I was excited about the move to give permanent attention to social media, until I read the online position description.
Here's one line under 'qualifications':
Bachelor's degree in journalism, new media, communications, English, marketing, graphic design or related field is required.
Why not a bachelor's degree in public relations? I would say that should be first on the list. Social media is all about mutual relationships, two-way dialogue--and that's the essence of social media.
Journalism is still mostly about reporting, not dialogue. English? So far iambic pentameter has had little correlation to social media. Very few marketing programs have more than one basic communication class, and most marketers still approach social media like the guy at the class reunion who tries to sell you insurance. Graphic design? I've met few designers who can write. Farm that out.
Maybe Davenport doesn't have a public relations major, and that's why it doesn't get listed in their ad.
I tell my students all the time to apply for jobs that are (badly) labeled "marketing," and then if they get the job make changing the title one of their first moves. This would better reflect what the job entails.

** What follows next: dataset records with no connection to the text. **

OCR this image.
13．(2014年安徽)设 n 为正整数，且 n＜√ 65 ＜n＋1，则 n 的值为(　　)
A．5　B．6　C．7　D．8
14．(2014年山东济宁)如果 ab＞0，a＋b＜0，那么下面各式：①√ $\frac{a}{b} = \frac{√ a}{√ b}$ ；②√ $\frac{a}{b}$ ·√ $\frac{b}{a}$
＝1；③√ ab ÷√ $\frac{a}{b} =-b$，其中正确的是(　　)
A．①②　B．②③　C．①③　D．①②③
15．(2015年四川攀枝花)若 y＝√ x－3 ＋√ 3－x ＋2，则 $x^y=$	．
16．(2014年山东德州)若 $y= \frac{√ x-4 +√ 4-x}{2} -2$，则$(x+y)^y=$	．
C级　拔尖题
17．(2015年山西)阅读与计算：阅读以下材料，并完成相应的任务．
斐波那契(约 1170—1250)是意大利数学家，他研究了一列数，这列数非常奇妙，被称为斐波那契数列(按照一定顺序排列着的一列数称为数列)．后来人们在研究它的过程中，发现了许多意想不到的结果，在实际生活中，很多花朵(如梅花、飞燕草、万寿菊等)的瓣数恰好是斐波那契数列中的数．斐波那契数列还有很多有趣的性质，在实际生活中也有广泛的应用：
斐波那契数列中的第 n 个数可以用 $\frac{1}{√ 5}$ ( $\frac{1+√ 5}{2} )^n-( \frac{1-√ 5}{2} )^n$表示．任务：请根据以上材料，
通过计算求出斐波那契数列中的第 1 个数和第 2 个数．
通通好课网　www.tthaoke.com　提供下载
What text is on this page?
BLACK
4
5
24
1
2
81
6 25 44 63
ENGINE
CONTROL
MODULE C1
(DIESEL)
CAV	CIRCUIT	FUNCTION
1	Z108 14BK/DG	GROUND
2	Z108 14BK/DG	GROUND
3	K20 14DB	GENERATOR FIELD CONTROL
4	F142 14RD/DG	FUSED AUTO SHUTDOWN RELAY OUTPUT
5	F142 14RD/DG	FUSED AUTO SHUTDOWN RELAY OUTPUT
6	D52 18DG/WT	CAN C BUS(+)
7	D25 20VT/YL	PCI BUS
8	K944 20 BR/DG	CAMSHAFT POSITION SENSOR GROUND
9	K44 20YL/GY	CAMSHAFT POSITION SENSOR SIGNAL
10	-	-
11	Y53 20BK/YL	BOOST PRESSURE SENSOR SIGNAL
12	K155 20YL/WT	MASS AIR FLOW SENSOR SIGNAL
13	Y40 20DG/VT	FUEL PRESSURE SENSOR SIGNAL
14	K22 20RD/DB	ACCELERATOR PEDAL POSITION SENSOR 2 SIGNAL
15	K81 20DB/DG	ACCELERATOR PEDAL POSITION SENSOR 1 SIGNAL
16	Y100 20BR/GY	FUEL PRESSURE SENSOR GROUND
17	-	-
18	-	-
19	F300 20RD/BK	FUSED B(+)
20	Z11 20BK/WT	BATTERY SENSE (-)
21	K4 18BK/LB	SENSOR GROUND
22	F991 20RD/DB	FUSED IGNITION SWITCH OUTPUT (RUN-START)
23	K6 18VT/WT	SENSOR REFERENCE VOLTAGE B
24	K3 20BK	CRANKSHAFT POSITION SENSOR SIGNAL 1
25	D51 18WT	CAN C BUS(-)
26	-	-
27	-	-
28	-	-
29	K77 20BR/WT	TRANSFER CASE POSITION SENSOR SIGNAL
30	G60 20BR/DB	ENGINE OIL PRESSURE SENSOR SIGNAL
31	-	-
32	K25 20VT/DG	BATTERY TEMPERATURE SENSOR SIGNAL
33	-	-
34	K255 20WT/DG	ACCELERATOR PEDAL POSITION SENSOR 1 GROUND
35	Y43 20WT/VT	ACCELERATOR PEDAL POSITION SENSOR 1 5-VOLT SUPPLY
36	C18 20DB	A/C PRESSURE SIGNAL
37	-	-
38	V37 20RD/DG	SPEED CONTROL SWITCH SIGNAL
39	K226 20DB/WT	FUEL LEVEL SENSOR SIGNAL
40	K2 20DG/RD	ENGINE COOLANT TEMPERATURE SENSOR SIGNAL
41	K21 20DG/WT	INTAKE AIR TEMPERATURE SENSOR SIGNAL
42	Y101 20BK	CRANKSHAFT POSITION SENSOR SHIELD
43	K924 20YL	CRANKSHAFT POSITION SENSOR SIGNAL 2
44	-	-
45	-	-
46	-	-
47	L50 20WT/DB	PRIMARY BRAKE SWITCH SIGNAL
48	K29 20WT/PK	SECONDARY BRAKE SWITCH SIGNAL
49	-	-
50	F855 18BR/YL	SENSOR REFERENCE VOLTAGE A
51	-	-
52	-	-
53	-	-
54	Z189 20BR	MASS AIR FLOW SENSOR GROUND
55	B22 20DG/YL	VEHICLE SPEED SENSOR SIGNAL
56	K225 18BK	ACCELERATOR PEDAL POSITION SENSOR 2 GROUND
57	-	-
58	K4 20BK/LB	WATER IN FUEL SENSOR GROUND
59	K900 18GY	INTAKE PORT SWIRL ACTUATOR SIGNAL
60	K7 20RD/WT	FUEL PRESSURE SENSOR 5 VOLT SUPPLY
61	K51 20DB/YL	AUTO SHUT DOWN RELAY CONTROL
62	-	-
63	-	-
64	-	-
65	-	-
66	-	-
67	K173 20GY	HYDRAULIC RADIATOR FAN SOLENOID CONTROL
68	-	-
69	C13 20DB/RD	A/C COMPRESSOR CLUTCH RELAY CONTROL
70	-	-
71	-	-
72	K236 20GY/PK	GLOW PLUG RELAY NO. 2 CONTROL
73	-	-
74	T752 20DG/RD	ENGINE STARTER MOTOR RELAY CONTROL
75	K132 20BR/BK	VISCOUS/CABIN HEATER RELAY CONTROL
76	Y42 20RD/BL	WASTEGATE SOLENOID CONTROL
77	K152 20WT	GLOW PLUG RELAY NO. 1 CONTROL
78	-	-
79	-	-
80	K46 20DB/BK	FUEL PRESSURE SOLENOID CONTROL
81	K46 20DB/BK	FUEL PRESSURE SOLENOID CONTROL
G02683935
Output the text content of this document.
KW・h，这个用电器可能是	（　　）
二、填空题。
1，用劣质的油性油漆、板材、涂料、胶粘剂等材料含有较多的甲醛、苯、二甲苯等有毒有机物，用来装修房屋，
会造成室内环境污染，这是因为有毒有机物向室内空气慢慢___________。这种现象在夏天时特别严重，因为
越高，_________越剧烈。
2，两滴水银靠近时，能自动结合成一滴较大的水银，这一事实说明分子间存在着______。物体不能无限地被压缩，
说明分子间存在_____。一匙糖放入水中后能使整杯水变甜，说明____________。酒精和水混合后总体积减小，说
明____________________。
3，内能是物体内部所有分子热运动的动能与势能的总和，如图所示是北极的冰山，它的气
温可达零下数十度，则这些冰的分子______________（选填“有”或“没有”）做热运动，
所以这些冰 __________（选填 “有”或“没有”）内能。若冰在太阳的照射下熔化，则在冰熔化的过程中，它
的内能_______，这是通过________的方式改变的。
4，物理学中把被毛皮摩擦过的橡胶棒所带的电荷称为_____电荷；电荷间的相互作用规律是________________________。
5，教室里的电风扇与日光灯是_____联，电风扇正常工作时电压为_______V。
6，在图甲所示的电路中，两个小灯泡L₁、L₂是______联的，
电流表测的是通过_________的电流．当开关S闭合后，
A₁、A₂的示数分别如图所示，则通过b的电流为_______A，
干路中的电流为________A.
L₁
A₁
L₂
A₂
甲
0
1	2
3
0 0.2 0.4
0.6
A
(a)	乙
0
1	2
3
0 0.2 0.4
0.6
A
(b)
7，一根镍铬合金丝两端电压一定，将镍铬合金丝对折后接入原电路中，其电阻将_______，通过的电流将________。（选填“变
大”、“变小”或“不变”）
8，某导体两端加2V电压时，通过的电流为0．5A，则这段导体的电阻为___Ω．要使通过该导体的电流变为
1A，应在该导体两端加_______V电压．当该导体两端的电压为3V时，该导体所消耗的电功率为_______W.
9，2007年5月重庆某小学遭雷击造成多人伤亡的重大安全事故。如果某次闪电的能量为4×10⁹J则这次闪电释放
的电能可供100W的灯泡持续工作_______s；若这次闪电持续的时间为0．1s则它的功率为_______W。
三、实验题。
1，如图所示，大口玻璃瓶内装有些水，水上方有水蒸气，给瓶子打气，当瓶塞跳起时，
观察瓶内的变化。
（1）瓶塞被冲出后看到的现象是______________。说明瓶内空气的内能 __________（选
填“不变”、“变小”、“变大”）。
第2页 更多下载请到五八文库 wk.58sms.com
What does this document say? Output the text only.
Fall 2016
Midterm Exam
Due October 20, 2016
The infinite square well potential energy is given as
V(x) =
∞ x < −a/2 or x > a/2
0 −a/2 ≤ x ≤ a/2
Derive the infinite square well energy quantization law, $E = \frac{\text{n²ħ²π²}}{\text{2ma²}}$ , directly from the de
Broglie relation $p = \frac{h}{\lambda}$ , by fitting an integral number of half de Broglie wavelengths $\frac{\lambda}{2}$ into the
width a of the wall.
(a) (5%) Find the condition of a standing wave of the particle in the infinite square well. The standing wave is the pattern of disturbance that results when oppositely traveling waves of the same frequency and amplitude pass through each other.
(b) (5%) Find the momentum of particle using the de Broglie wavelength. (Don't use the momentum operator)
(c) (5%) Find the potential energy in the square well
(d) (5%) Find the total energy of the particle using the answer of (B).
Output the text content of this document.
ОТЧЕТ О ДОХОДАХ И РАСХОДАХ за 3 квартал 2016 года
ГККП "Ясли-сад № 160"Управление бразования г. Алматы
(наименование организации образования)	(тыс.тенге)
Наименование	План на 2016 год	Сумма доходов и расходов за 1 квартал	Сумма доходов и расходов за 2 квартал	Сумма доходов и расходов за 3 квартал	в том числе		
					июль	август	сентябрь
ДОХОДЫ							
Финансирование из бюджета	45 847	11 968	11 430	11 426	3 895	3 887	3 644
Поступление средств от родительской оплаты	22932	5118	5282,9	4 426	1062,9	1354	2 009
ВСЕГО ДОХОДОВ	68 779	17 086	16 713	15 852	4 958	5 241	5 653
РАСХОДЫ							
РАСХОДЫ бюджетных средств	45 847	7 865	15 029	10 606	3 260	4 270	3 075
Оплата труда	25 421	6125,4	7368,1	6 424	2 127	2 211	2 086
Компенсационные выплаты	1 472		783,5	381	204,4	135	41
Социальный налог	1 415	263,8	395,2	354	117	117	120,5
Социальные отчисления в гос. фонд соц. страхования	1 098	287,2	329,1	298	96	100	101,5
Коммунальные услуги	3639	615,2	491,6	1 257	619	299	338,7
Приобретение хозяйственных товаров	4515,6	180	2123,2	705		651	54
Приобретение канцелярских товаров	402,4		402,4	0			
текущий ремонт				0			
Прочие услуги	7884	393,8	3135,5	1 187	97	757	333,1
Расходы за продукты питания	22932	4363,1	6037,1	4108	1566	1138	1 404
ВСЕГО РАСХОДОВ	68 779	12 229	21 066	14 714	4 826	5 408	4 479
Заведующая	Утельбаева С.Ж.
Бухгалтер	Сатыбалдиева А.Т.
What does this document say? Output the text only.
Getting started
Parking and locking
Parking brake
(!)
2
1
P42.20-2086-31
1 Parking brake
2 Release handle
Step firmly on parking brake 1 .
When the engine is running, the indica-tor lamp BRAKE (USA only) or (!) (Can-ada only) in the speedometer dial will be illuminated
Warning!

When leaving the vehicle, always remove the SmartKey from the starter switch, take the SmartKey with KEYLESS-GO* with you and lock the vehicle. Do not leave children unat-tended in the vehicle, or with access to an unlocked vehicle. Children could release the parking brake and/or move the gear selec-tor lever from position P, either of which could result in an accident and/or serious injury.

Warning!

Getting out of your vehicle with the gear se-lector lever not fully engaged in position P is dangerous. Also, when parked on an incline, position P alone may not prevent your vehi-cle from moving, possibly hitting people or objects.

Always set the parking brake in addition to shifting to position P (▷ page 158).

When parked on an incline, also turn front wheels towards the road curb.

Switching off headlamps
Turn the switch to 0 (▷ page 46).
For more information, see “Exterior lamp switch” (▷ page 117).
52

The world still doesn't get the fundamental differences between public relations and marketing. They see marketing as the catch-all concept for strategic communication, and PR as a publicity seeking part of marketing. Even PR Week (PR Weak) continually refers to PR as a "marketing discipline." Uggh!
Someone over there needs to be disciplined, I tell ya.
No. PR is much BROADER than marketing. Marketing has many aspects and connotations, but it boils down to a single public--consumers--and a single objective--sales. PR is principally about relationships, with multiple publics, and thus has multiple objectives. Consumer relations is but one of many aspects of PR. Media relations is but one of many tactics of PR.
So where does social media fit in all this? It is a tactic, an amalgam of tactics. It involves many publics. And the right way to "do" social media is to approach it as a genuine conversation, not a self-interested proclamation. A PR graduate would get that (at least those with a GPA higher than 2.9). Marketing graduates might, but there is frankly less of a chance that they will. They are all about identifying "markets"--a group of people who want or need a certain product or service. There are certainly markets in social media, and marketers should pay attention to that. But mostly there are publics, communities.
For a university in particular, the notion of multiple publics is vital. There's a big debate in higher education about whether or not students are "customers," but even if they are, there are many other publics to address.
I don't mean to pick on Davenport University. I think they are smart to create the position. I just wish they and others would seek PR people to do the relationship-oriented work of social media.